Monday, May 23, 2011

book review: Dearest Father by Franz Kafka


"Recently the belief that I was defeated by Father as a small boy and have since been prevented by pride from leaving the battleground, throughout all these years, despite enduring defeat over and over again."



As a father myself the idea of what my sons might be thinking about me kept coming to the forefront of my mind as I read this heart breakingly honest letter from Franz Kafka to his father.

their relationship was one clearly troubled and beset by the dominance of the father and the continual failure of Franz to feel he could live up to what was expected of him. He failed to take a role in the family business, failed to find favour for his writing and caused serious upset with his plans to marry.

But this letter, a love letter from a loving son to a father, is upsetting because there is a feeling that things would never change. No matter what Franz does or did it would make no difference to a man who is almost blinded by his obstinacy and pride.

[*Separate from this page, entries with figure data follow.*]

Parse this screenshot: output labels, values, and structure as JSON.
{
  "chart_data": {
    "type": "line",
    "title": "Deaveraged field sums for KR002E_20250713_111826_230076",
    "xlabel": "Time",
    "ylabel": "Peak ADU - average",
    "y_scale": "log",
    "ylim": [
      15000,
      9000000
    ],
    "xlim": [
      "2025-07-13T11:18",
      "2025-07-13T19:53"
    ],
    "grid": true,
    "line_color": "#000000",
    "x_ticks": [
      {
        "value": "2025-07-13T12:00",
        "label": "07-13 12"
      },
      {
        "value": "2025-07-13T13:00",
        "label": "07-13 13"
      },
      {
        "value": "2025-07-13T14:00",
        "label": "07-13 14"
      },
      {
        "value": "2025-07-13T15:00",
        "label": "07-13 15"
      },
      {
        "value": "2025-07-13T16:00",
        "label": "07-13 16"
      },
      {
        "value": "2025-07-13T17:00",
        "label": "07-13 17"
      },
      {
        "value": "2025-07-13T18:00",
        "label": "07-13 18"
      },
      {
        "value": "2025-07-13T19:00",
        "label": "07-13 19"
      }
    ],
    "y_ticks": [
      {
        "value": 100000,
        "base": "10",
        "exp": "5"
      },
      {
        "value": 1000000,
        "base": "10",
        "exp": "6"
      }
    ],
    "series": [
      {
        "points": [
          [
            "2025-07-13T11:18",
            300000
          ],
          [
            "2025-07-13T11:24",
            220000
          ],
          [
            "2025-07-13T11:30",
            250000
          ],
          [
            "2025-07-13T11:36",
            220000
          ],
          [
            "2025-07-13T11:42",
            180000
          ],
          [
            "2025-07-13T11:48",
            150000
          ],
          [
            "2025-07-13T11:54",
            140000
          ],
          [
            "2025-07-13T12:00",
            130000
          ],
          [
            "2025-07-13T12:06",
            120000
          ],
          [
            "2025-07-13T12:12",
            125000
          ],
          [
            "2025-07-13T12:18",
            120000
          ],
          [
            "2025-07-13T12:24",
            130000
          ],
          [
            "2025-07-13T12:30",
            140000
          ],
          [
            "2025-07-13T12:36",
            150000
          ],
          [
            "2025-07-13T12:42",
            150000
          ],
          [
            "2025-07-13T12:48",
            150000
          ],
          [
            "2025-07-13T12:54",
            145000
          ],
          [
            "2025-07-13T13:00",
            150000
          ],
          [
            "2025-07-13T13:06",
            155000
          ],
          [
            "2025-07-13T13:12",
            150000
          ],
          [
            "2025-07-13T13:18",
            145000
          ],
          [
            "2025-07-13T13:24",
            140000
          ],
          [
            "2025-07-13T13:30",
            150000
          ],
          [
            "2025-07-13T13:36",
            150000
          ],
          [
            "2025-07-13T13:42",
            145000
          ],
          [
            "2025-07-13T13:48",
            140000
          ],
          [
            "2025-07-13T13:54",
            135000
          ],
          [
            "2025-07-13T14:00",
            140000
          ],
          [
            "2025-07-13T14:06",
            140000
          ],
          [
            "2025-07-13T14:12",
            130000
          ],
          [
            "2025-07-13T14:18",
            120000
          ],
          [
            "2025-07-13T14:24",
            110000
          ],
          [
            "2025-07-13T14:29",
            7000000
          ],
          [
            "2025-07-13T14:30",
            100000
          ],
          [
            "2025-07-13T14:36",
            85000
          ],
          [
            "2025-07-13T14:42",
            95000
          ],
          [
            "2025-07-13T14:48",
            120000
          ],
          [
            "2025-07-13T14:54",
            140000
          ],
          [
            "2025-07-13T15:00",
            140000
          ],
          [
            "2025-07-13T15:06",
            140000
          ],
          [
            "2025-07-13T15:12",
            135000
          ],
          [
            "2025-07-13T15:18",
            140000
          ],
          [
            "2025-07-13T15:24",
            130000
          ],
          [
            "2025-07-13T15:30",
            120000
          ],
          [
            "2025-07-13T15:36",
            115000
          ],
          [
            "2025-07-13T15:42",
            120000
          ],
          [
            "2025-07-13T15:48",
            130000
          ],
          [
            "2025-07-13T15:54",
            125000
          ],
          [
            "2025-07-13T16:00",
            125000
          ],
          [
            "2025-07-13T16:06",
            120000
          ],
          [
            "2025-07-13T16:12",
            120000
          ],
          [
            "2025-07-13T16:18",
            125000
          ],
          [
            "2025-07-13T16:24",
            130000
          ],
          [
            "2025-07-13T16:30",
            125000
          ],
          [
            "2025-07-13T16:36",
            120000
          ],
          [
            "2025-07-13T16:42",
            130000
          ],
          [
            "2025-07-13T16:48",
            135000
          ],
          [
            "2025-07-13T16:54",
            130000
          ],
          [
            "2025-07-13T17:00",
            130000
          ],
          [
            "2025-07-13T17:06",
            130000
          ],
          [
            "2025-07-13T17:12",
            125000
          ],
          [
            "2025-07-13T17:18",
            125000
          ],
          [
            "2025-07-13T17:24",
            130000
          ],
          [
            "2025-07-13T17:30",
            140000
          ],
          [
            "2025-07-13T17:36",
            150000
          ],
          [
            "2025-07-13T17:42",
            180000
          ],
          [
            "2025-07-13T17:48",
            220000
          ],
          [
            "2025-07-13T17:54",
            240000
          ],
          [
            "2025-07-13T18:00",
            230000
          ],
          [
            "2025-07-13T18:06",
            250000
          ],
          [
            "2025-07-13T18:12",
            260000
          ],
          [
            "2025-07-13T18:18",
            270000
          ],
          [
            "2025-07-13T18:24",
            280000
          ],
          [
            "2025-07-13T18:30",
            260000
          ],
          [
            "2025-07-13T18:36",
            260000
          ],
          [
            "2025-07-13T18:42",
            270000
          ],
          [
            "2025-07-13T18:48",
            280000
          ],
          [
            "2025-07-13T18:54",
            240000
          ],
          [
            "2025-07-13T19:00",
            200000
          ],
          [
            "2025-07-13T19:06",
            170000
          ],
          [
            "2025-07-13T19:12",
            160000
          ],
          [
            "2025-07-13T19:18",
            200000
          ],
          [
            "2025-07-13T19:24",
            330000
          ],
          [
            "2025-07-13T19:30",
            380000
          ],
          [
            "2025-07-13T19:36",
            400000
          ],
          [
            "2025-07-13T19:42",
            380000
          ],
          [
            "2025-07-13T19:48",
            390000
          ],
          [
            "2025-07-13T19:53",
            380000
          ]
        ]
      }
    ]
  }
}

That's a message for fathers now and a challenge not to provoke hate and servitude in our own children by pushing our own views down their throats.

As Kafka details the numerous occasions when his father and him clashed and the role of his mother as a not quite innocent bystander you feel for the man. You want him to be able to either breakthrough to his father or as an alternative to break free.

Sadly he is capable of neither and as we all know illness took him before there was a chance perhaps to reach one of those outcomes.

A beautifully produced OneWorld Classic contains a few extracts from Kafka's diaries that reinforce some of the points he makes in his letter.

he might not have wanted it printed but across the decades it has a message for fathers now and the clashes and battles he describes continue now in households all across his native Prague and well beyond.